A person’s education determines the level of employability. But more notably, in the current labour market demands, the nature of the education system has become a major point of concern as employers are interested in people who have the skills that are compatible with the job demands in terms of skills.

At GDE, we have long recognised that the need for sufficient workers with different skills can be met only if education at institutions provides both academic and vocational education for students.

General education, as provided by normal high schools and colleges, cannot meet all the demands of the fast-changing labour market.

Vocational education, on the other hand, offers an alternative institutional arrangement to effectively combine work with academic education and thus meet the demand for skilled and highly-skilled workers.

Technical education is believed to be the answer. It can contribute to achieving comprehensive development programmes adopted by the government.

That is why in Gauteng we are establishing Schools of Specialisation to focus on both theory and practical learning required in various fields of science learning.

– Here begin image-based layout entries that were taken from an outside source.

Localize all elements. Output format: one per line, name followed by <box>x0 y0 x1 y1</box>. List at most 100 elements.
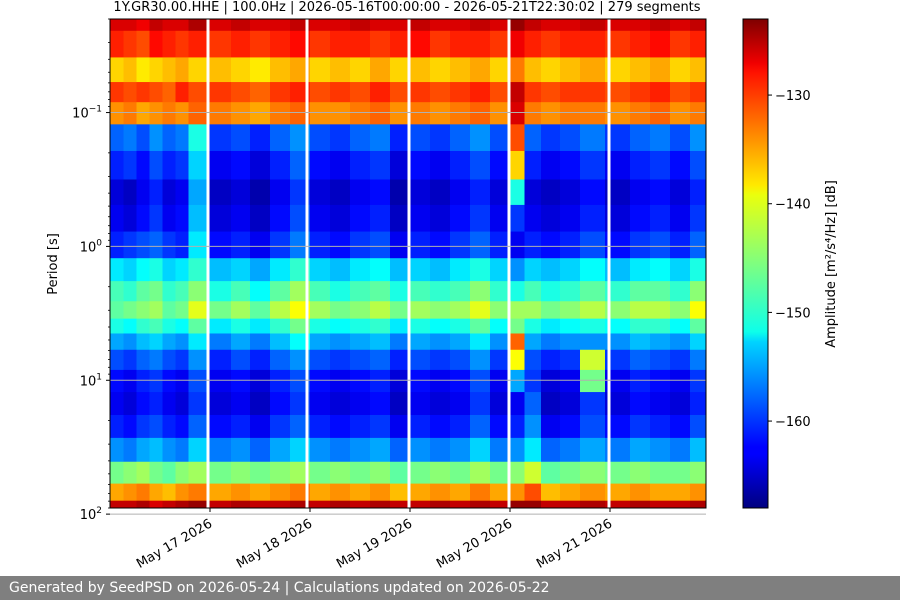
heatmap-cell <box>690 179 706 206</box>
heatmap-cell <box>410 179 431 206</box>
heatmap-cell <box>490 369 510 393</box>
heatmap-cell <box>175 461 190 485</box>
heatmap-cell <box>136 124 151 152</box>
heatmap-cell <box>541 483 561 502</box>
heatmap-cell <box>110 204 125 233</box>
heatmap-cell <box>136 349 151 371</box>
heatmap-cell <box>430 231 451 259</box>
heatmap-cell <box>370 258 391 282</box>
heatmap-cell <box>110 30 125 59</box>
heatmap-cell <box>670 150 691 181</box>
heatmap-cell <box>370 333 391 351</box>
heatmap-cell <box>670 102 691 125</box>
heatmap-cell <box>470 349 491 371</box>
heatmap-cell <box>250 281 271 302</box>
heatmap-cell <box>560 437 581 463</box>
y-tick-label: 102 <box>80 506 102 523</box>
heatmap-cell <box>149 82 164 103</box>
heatmap-cell <box>560 333 581 351</box>
heatmap-cell <box>175 124 190 152</box>
heatmap-cell <box>580 349 606 371</box>
heatmap-cell <box>250 349 271 371</box>
heatmap-cell <box>630 281 651 302</box>
heatmap-cell <box>650 500 671 508</box>
heatmap-cell <box>470 318 491 335</box>
heatmap-cell <box>450 333 471 351</box>
heatmap-cell <box>650 82 671 103</box>
heatmap-cell <box>110 414 125 439</box>
heatmap-cell <box>490 301 510 320</box>
heatmap-cell <box>175 333 190 351</box>
heatmap-cell <box>541 437 561 463</box>
heatmap-cell <box>580 30 606 59</box>
heatmap-cell <box>650 231 671 259</box>
heatmap-cell <box>580 301 606 320</box>
heatmap-cell <box>270 30 291 59</box>
heatmap-cell <box>188 500 210 508</box>
heatmap-cell <box>162 483 177 502</box>
heatmap-cell <box>208 461 232 485</box>
heatmap-cell <box>670 333 691 351</box>
y-axis-label: Period [s] <box>46 233 61 295</box>
heatmap-cell <box>390 500 411 508</box>
heatmap-cell <box>162 369 177 393</box>
heatmap-cell <box>541 102 561 125</box>
heatmap-cell <box>290 461 311 485</box>
heatmap-cell <box>524 150 542 181</box>
heatmap-cell <box>690 124 706 152</box>
heatmap-cell <box>470 369 491 393</box>
heatmap-cell <box>450 437 471 463</box>
heatmap-cell <box>580 82 606 103</box>
heatmap-cell <box>162 150 177 181</box>
heatmap-cell <box>430 318 451 335</box>
heatmap-cell <box>470 179 491 206</box>
heatmap-cell <box>508 82 526 103</box>
heatmap-cell <box>310 349 331 371</box>
heatmap-cell <box>410 82 431 103</box>
heatmap-cell <box>470 82 491 103</box>
heatmap-cell <box>370 57 391 83</box>
heatmap-cell <box>350 483 371 502</box>
data-gap <box>407 19 411 508</box>
heatmap-cell <box>690 30 706 59</box>
heatmap-cell <box>110 392 125 416</box>
heatmap-cell <box>630 204 651 233</box>
heatmap-cell <box>630 30 651 59</box>
data-gaps <box>206 19 611 508</box>
heatmap-cell <box>188 19 210 32</box>
heatmap-cell <box>390 19 411 32</box>
heatmap-cell <box>175 102 190 125</box>
heatmap-cell <box>188 333 210 351</box>
heatmap-cell <box>188 461 210 485</box>
heatmap-cell <box>175 318 190 335</box>
heatmap-cell <box>630 102 651 125</box>
heatmap-cell <box>430 437 451 463</box>
heatmap-cell <box>188 414 210 439</box>
heatmap-cell <box>650 124 671 152</box>
x-tick-label: May 18 2026 <box>234 516 315 571</box>
heatmap-cell <box>690 102 706 125</box>
heatmap-cell <box>110 318 125 335</box>
heatmap-cell <box>690 437 706 463</box>
heatmap-cell <box>450 19 471 32</box>
heatmap-cell <box>450 500 471 508</box>
heatmap-cell <box>370 30 391 59</box>
heatmap-cell <box>110 19 125 32</box>
heatmap-cell <box>605 82 631 103</box>
heatmap-cell <box>490 333 510 351</box>
heatmap-cell <box>470 301 491 320</box>
heatmap-cell <box>630 82 651 103</box>
heatmap-cell <box>231 179 251 206</box>
heatmap-cell <box>110 301 125 320</box>
heatmap-cell <box>310 124 331 152</box>
heatmap-cell <box>330 392 351 416</box>
heatmap-cell <box>310 258 331 282</box>
data-gap <box>305 19 309 508</box>
heatmap-cell <box>670 349 691 371</box>
heatmap-cell <box>541 392 561 416</box>
colorbar-label: Amplitude [m²/s⁴/Hz] [dB] <box>824 180 839 348</box>
heatmap-cell <box>310 369 331 393</box>
heatmap-cell <box>410 500 431 508</box>
heatmap-cell <box>605 19 631 32</box>
heatmap-cell <box>175 179 190 206</box>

The Schools of Specialisation form part of our programme of Reorganisation of Schools to change public education in order to build a single integrated schooling system that overcomes past inequalities.

Our aim is to address the critical skills shortage in our country. The school’s facilities will also be made available to nearby schools.

In these schools, pupils will be given workplace exposure and career guidance to prepare them for the workplace or institutes of higher learning such as technikons,

Further Education and Training and universities.

These schools will increase skills development and help us deliver an empowered Gauteng through transformations, modernisation and re-industrialisation.

They are distinct from normal public schools because they have a strong technical and vocational content. Pupils are given work place exposure and career guidance in their chosen fields to prepare them for the transition to work or pursue higher training.

The first of 27 schools to be refurbished and opened during the next two years was The Curtis Nkondo School of Specialisation in Soweto.

It will focus on engineering, mathematics and science, ICT, commerce, entrepreneurship as well as performing and creative arts and sports.

Of the 27 schools, 11 will be for mathematics, science and ICT, seven for engineering, four for commerce and entrepreneurship, three for performing and creative arts and two for sports.

Through the NDP, the South Africa of today will look vastly different in 2030. The economy will be more inclusive, more dynamic and in which the fruits of growth are shared equitably.

The NDP cannot be achieved and delivered by the government alone, but requires a joint collaborative approach by public, private and non-governmental sectors together with citizen participation and involvement.